Here, the Supreme Court providently exercised its discretion when it precluded the defendant from making certain arguments during summation, as those arguments were either speculative or not supported by evidence in the record (see People v Kennedy, 177 A.D.3d at 630; People v Alicea, 159 A.D.3d 532, 533). Additionally, the court's admonishments of defense counsel in front of the jury did not give the appearance of partiality and were justified by defense counsel's misconduct during the trial, including his repeated lateness to court and his persistent disregard of the court's evidentiary rulings (see People v Martin, 33 A.D.3d 1024, 1025; People v Cuba, 154 A.D.2d 703, 704).

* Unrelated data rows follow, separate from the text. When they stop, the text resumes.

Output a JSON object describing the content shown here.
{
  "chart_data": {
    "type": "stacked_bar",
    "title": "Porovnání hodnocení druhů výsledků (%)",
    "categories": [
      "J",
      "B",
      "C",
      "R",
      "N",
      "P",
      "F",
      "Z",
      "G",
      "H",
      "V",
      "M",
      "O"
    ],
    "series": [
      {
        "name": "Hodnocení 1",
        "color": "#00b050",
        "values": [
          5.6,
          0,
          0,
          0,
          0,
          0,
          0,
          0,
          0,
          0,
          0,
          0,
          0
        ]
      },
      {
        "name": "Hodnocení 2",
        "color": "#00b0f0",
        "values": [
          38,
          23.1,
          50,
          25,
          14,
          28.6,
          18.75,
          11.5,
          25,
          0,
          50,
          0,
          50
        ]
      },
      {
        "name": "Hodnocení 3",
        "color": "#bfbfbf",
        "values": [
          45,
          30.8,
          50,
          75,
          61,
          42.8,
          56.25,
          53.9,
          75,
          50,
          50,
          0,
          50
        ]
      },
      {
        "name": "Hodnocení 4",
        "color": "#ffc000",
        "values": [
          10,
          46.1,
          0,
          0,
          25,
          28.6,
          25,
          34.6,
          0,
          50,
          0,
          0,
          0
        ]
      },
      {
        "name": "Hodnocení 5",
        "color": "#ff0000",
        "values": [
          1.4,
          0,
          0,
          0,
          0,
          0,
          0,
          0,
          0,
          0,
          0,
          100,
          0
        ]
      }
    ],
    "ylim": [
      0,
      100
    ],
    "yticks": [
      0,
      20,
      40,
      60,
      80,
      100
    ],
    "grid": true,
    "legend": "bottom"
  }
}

Contrary to the defendant's further contention, the admission of evidence at trial regarding two out-of-court photo array identifications did not deprive him of a fair trial since defense counsel opened the door to the admission of such evidence during his opening statement. Admission of the photo arrays was warranted to correct the misimpression created during defense counsel's opening statement that no witness had identified the defendant (see People v Stuart, 137 A.D.3d 1171, 1172; People v Weathers, 124 A.D.3d 702, 703; People v Vasquez, 33 A.D.3d 636, 637).
The sentence imposed was not excessive (see People v Suitte, 90 A.D.2d 80).
The defendant's remaining contentions are without merit.
IANNACCI, J.P., MALTESE, WAN and MCCORMACK, JJ., concur.